To further explore the anticancer activities of curcumin in vivo, a xenograft model was established in mice using H22 cells and treated with 50 or 100 mg/kg of curcumin by intragastric administration for two weeks. The results demonstrated that curcumin treatment resulted in a dramatic inhibition of H22 xenograft tumor growth compared with the vehicle-treated control group, particularly at a very high dose (50 mg/kg, P<0.05; 100 mg/kg, P<0.01; n=5; Fig. 2A). The tumor weight in the curcumin-treated groups were significantly decreased compared with the vehicle-treated control group (50 mg/kg, P<0.05; 100 mg/kg, P<0.01; n=5; Fig. 2B). Furthermore, histopathological analysis indicated that tumor cells in the curcumin-treated groups were visibly sparser compared with those in the vehicle-treated control group (Fig. 2C).

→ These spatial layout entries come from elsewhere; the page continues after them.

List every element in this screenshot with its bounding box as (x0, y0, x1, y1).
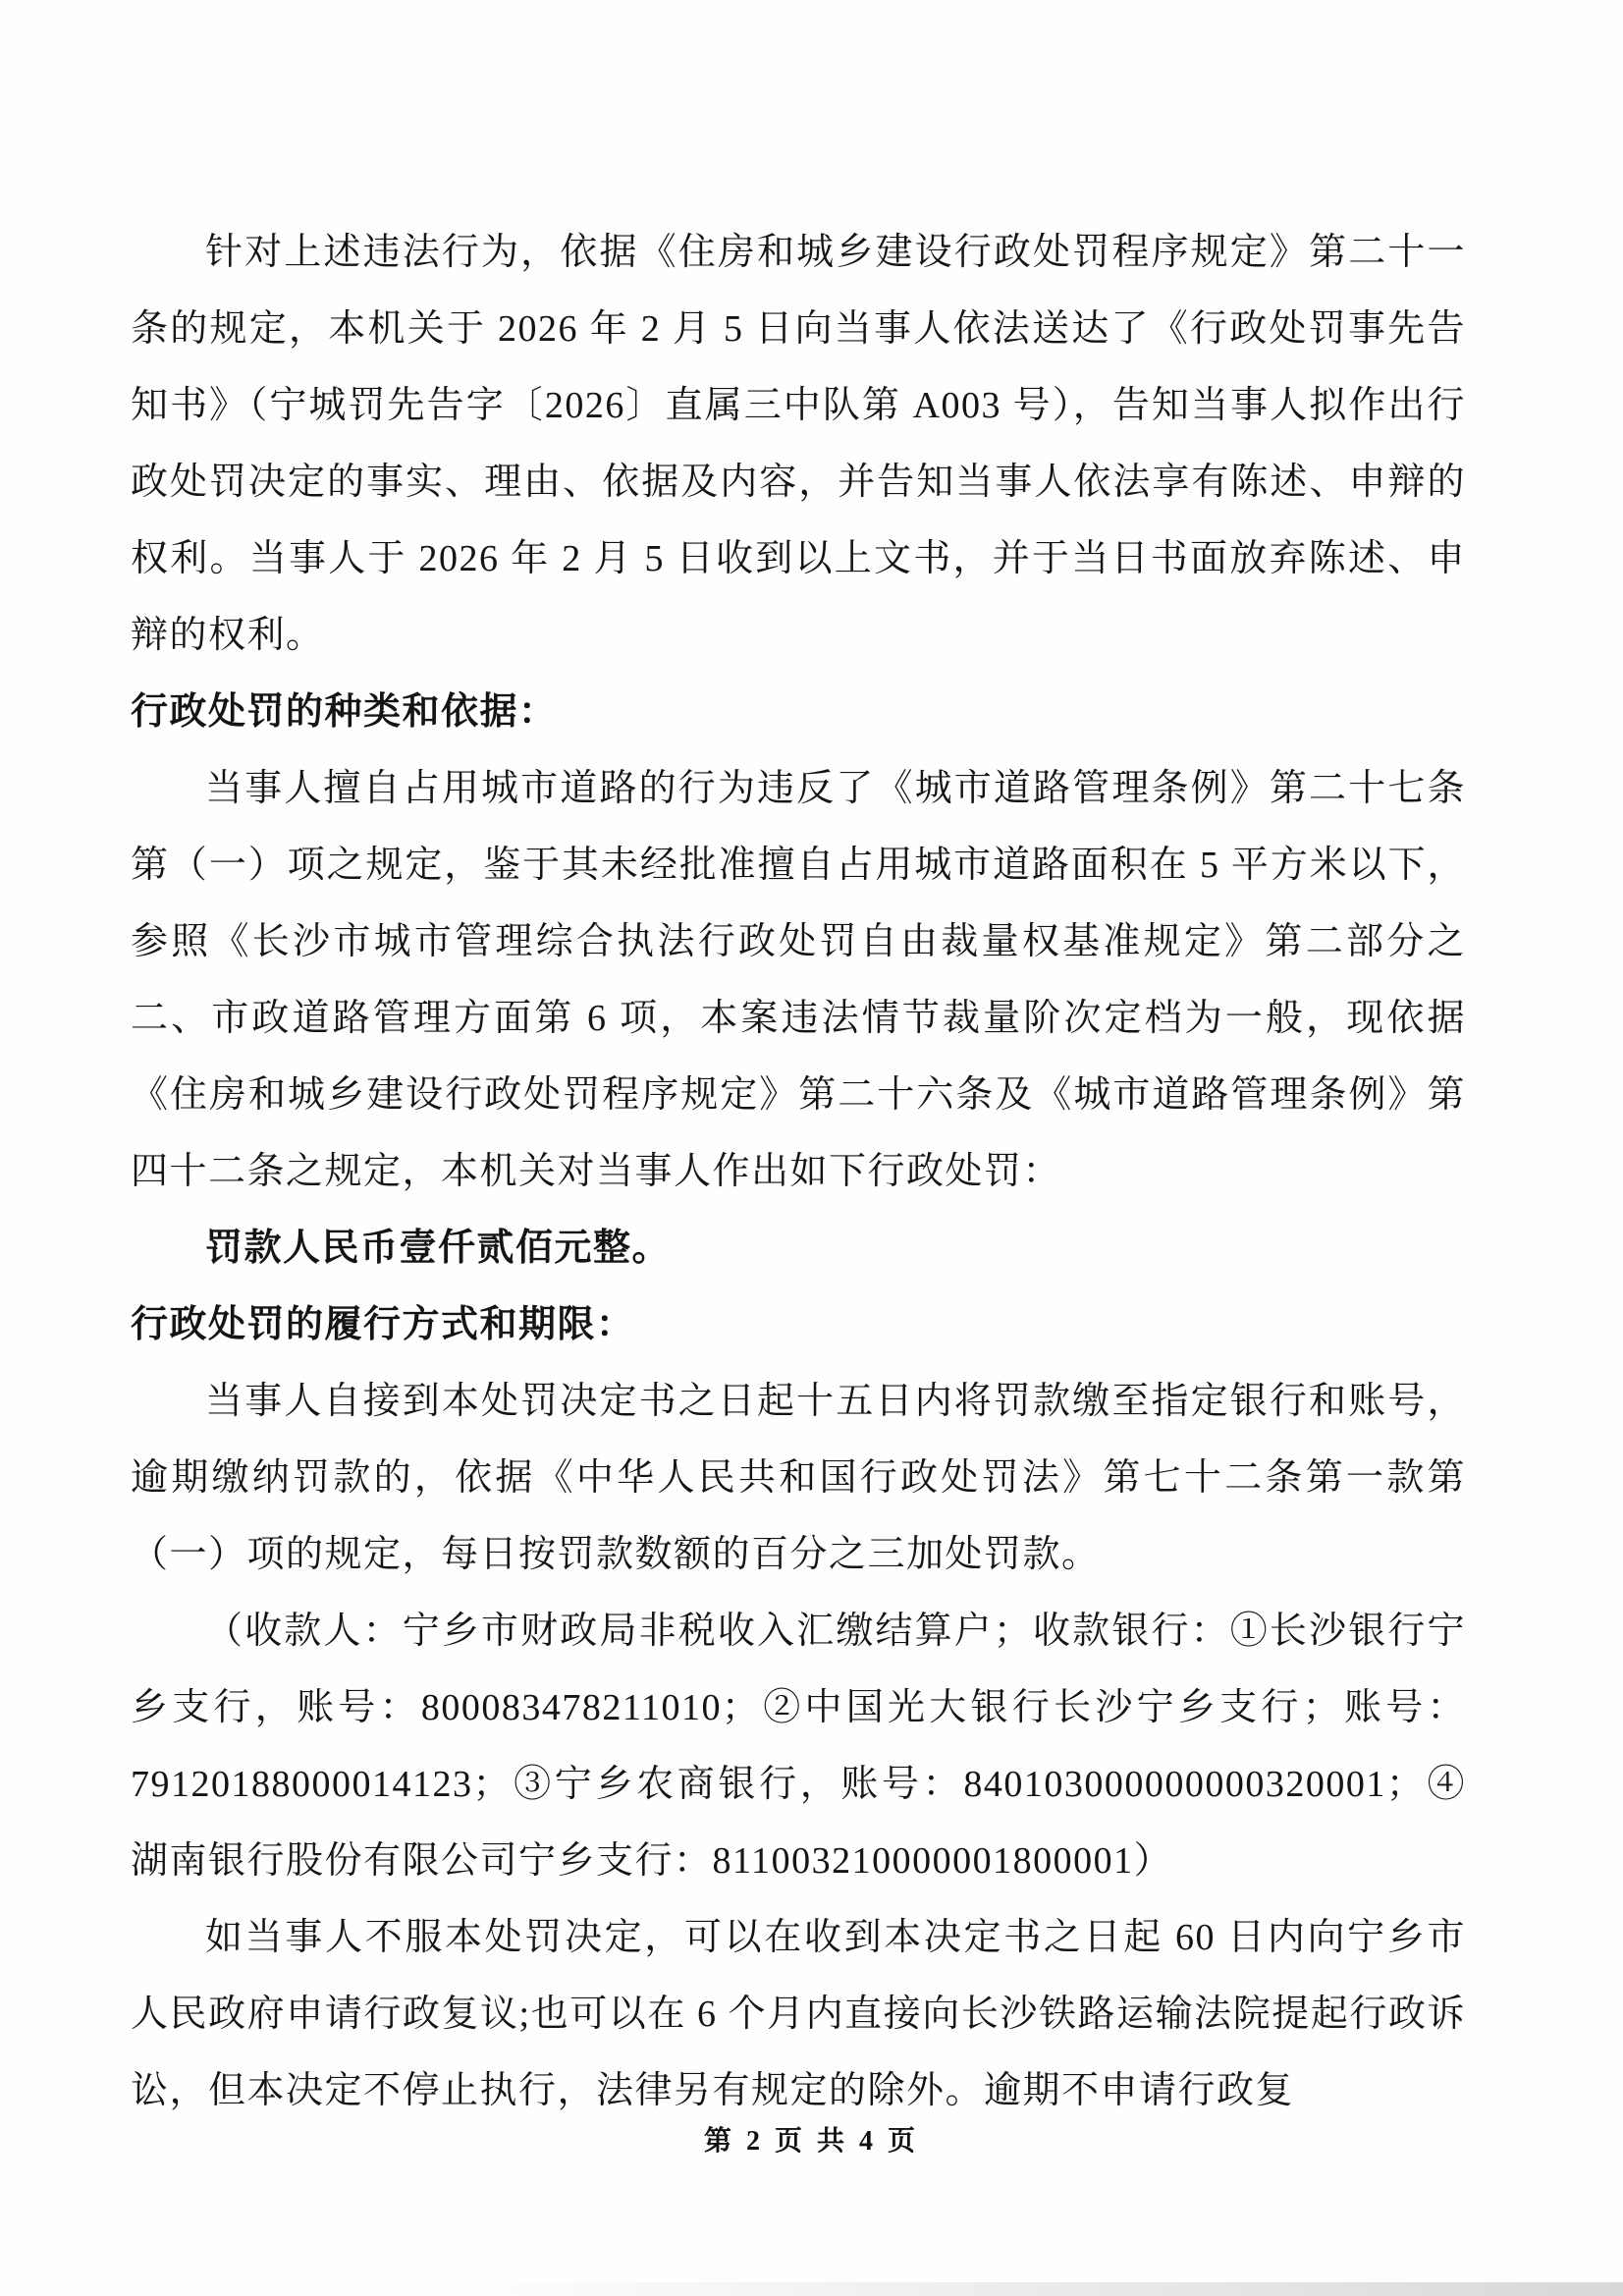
section-heading-penalty-execution: 行政处罚的履行方式和期限： (131, 1286, 1466, 1363)
paragraph-appeal-rights: 如当事人不服本处罚决定，可以在收到本决定书之日起 60 日内向宁乡市人民政府申请… (131, 1899, 1466, 2129)
scan-artifact-edge (471, 2282, 1623, 2296)
paragraph-violation-basis: 当事人擅自占用城市道路的行为违反了《城市道路管理条例》第二十七条第（一）项之规定… (131, 750, 1466, 1210)
paragraph-bank-accounts: （收款人：宁乡市财政局非税收入汇缴结算户；收款银行：①长沙银行宁乡支行，账号：8… (131, 1593, 1466, 1899)
document-body: 针对上述违法行为，依据《住房和城乡建设行政处罚程序规定》第二十一条的规定，本机关… (131, 214, 1466, 2129)
document-page: 针对上述违法行为，依据《住房和城乡建设行政处罚程序规定》第二十一条的规定，本机关… (0, 0, 1623, 2296)
paragraph-prior-notice: 针对上述违法行为，依据《住房和城乡建设行政处罚程序规定》第二十一条的规定，本机关… (131, 214, 1466, 674)
paragraph-payment-deadline: 当事人自接到本处罚决定书之日起十五日内将罚款缴至指定银行和账号，逾期缴纳罚款的，… (131, 1363, 1466, 1593)
paragraph-fine-amount: 罚款人民币壹仟贰佰元整。 (131, 1210, 1466, 1286)
section-heading-penalty-type-basis: 行政处罚的种类和依据： (131, 674, 1466, 750)
page-footer: 第 2 页 共 4 页 (0, 2119, 1623, 2159)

Next, the mechanisms by which curcumin exerts its antitumor effect in vivo were explored. Immunohistochemistry analysis indicated that curcumin treatment impaired the expression of VEGF in the tumor tissues obtained from the tumor-bearing mice in a dose dependent manner (50 mg/kg, P<0.05; 100 mg/kg, P<0.01; Fig. 3). Previous studies have implicated that VEGF expression is mediated via PI3K/AKT signaling pathway. Results from the western blot analysis of the tumor tissues indicated that protein expression levels of PI3K and AKT were inhibited following curcumin treatment (Fig. 3). In addition, the mRNA expression levels of VEGF, PI3K and AKT were also significantly downregulated by curcumin treatment (Fig. 4). These findings suggested that the anticancer activities of curcumin in vivo were associated with the downregulation of VEGF expression in human HCC cells, and most likely mediated through the PI3K/AKT signaling pathway.

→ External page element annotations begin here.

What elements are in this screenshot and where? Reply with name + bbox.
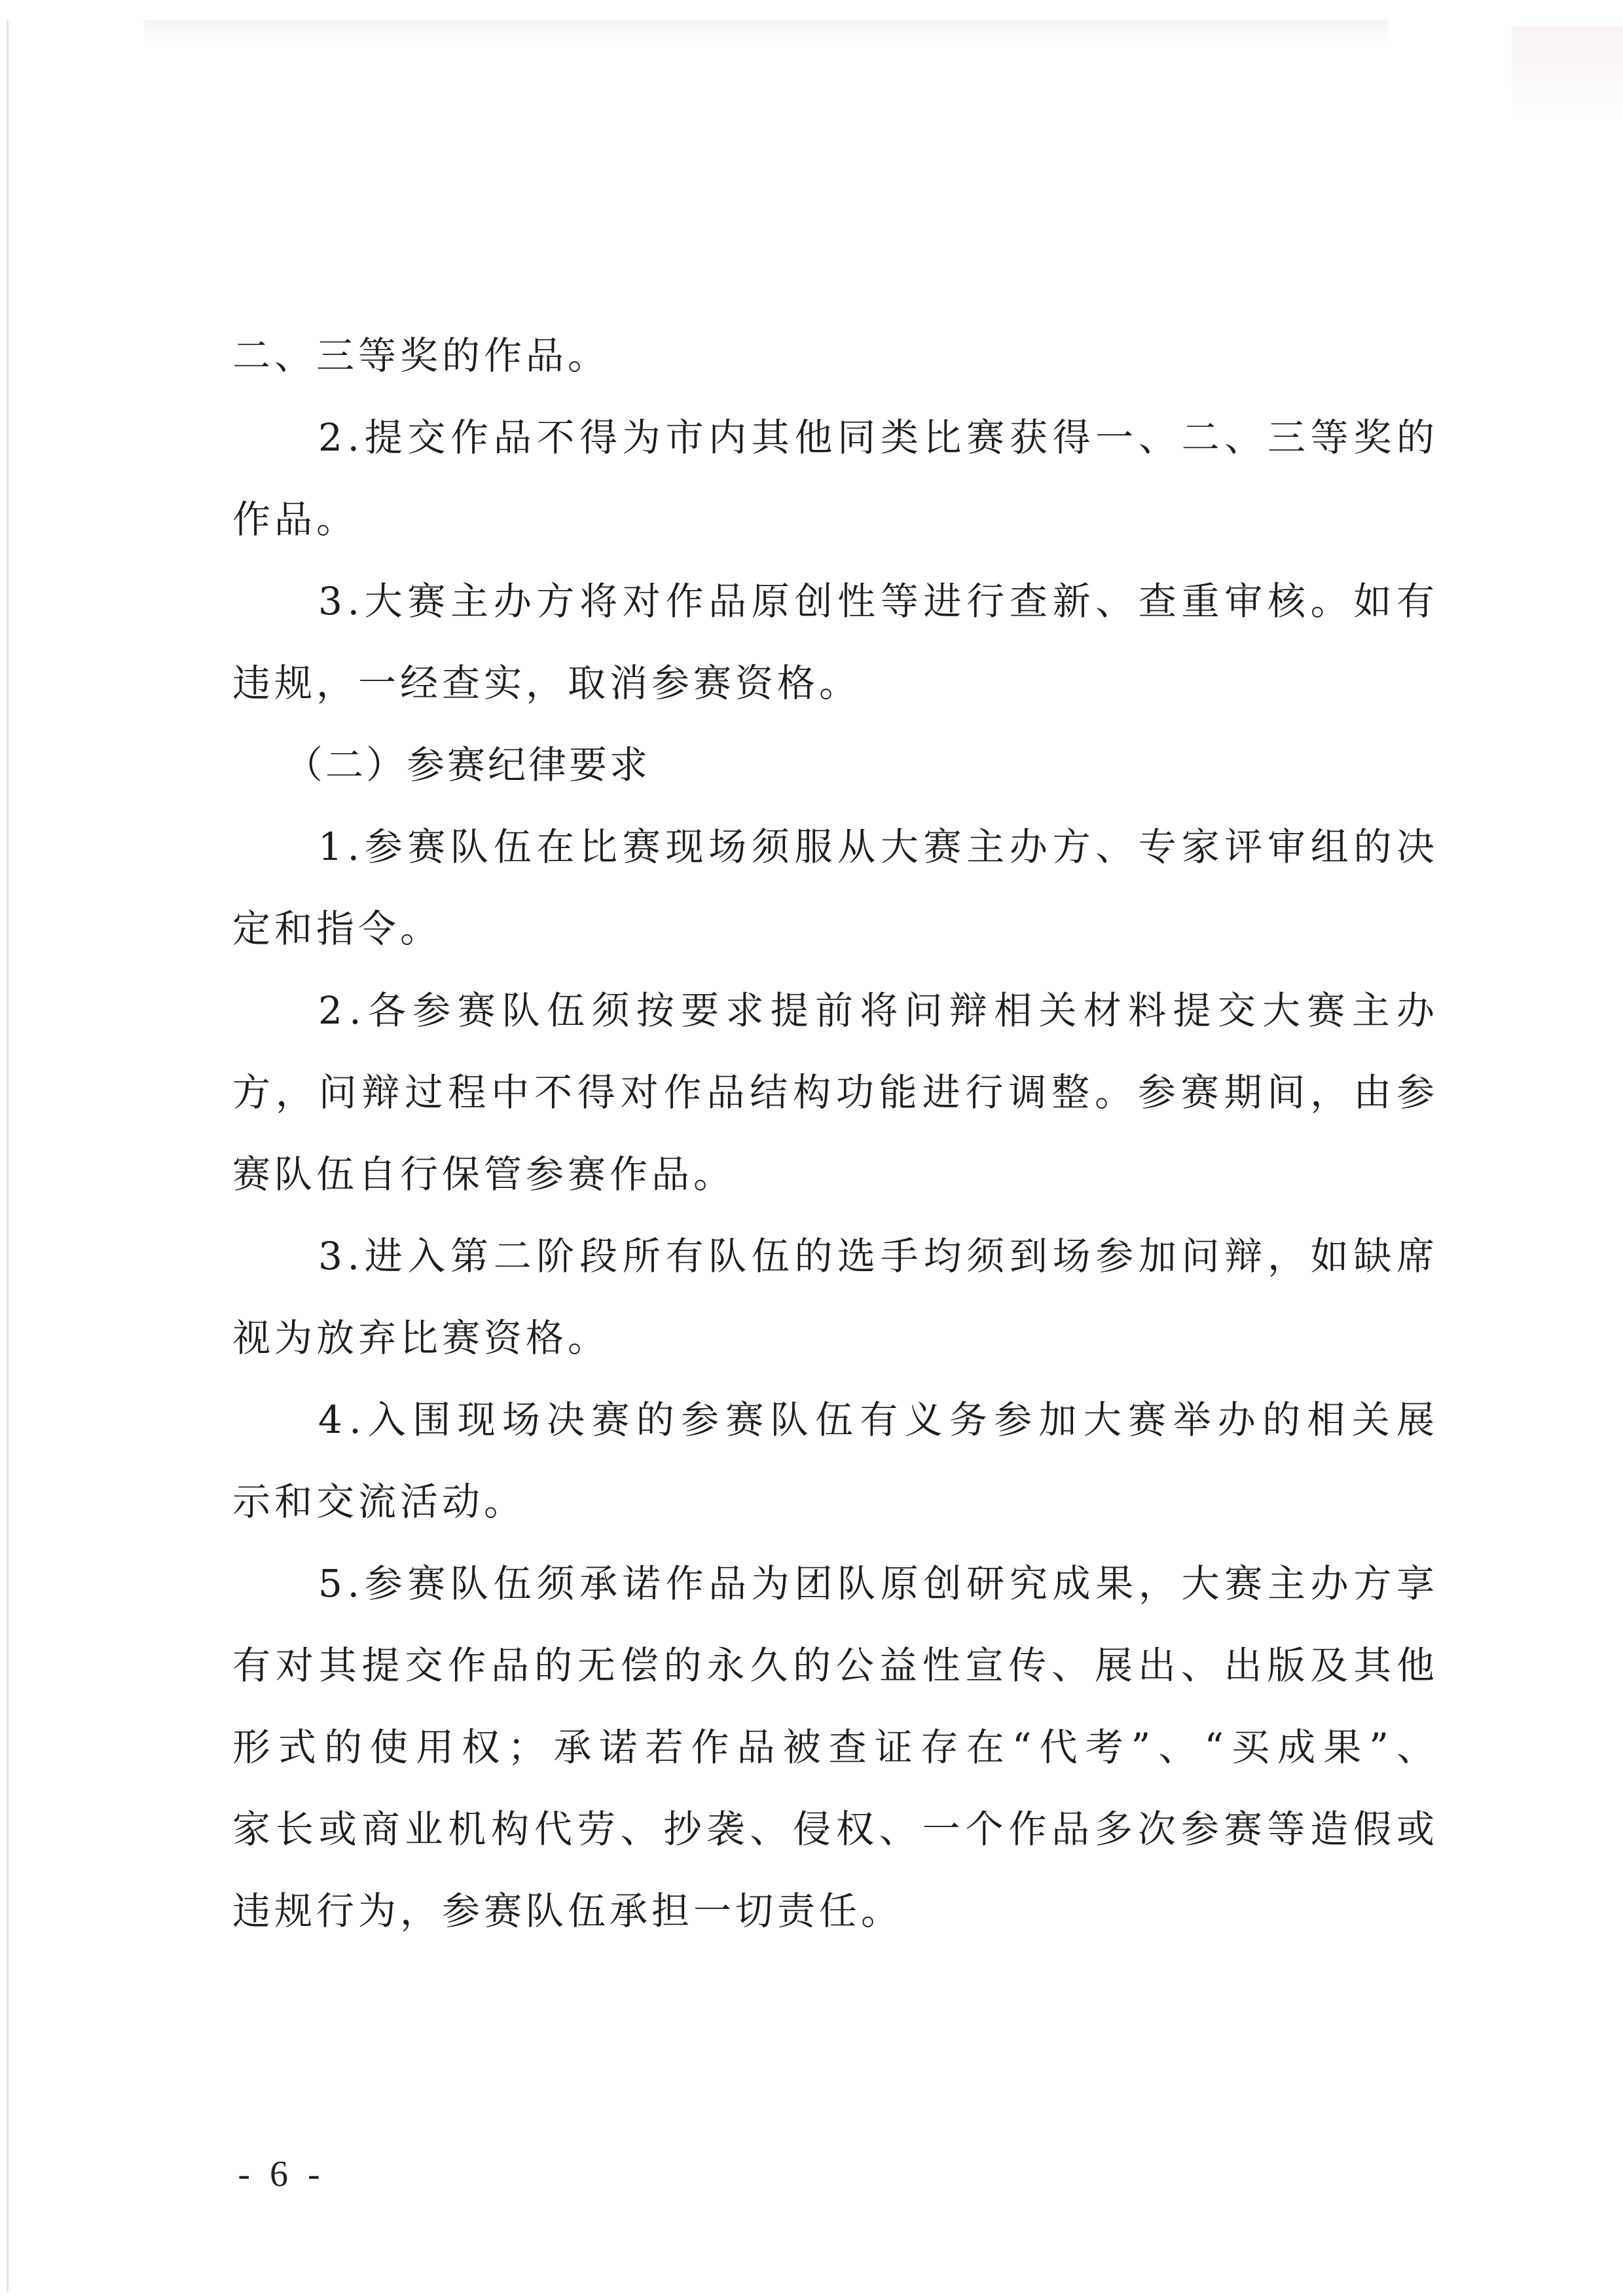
item-2-3-line-2: 视为放弃比赛资格。	[232, 1297, 1434, 1379]
scan-bleed-through-top	[144, 20, 1388, 46]
page-number: - 6 -	[236, 2151, 327, 2197]
item-2-5-line-2: 有对其提交作品的无偿的永久的公益性宣传、展出、出版及其他	[232, 1625, 1434, 1707]
section-heading-discipline: （二）参赛纪律要求	[232, 724, 1434, 806]
scan-bleed-through-right	[1512, 26, 1623, 124]
item-2-5-line-4: 家长或商业机构代劳、抄袭、侵权、一个作品多次参赛等造假或	[232, 1788, 1434, 1870]
item-2-2-line-3: 赛队伍自行保管参赛作品。	[232, 1134, 1434, 1215]
item-2-4-line-2: 示和交流活动。	[232, 1461, 1434, 1543]
item-1-3-line-1: 3.大赛主办方将对作品原创性等进行查新、查重审核。如有	[232, 561, 1434, 642]
item-1-2-line-1: 2.提交作品不得为市内其他同类比赛获得一、二、三等奖的	[232, 397, 1434, 479]
paragraph-continuation-line: 二、三等奖的作品。	[232, 315, 1434, 397]
item-1-2-line-2: 作品。	[232, 479, 1434, 561]
item-2-3-line-1: 3.进入第二阶段所有队伍的选手均须到场参加问辩，如缺席	[232, 1215, 1434, 1297]
item-2-1-line-2: 定和指令。	[232, 888, 1434, 970]
item-2-4-line-1: 4.入围现场决赛的参赛队伍有义务参加大赛举办的相关展	[232, 1379, 1434, 1461]
document-body: 二、三等奖的作品。 2.提交作品不得为市内其他同类比赛获得一、二、三等奖的 作品…	[232, 315, 1434, 1952]
item-2-1-line-1: 1.参赛队伍在比赛现场须服从大赛主办方、专家评审组的决	[232, 806, 1434, 888]
item-1-3-line-2: 违规，一经查实，取消参赛资格。	[232, 642, 1434, 724]
scan-edge-left	[7, 20, 9, 2292]
item-2-2-line-1: 2.各参赛队伍须按要求提前将问辩相关材料提交大赛主办	[232, 970, 1434, 1052]
item-2-2-line-2: 方，问辩过程中不得对作品结构功能进行调整。参赛期间，由参	[232, 1052, 1434, 1134]
item-2-5-line-5: 违规行为，参赛队伍承担一切责任。	[232, 1870, 1434, 1952]
item-2-5-line-3: 形式的使用权；承诺若作品被查证存在“代考”、“买成果”、	[232, 1707, 1434, 1788]
item-2-5-line-1: 5.参赛队伍须承诺作品为团队原创研究成果，大赛主办方享	[232, 1543, 1434, 1625]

Finally, in order to examine whether VEGF mediates the curcumin effect in inhibiting HCC cell viability, recombinant human VEGF (rhVEGF) was used. Compared with different concentrations of curcumin-treated cells, rhVEGF-treated group caused an increase in HCC cell growth (Fig. 5). Curcumin treatment resulted in a significant reduction of VEGF-induced proliferation (P<0.01; Fig. 5).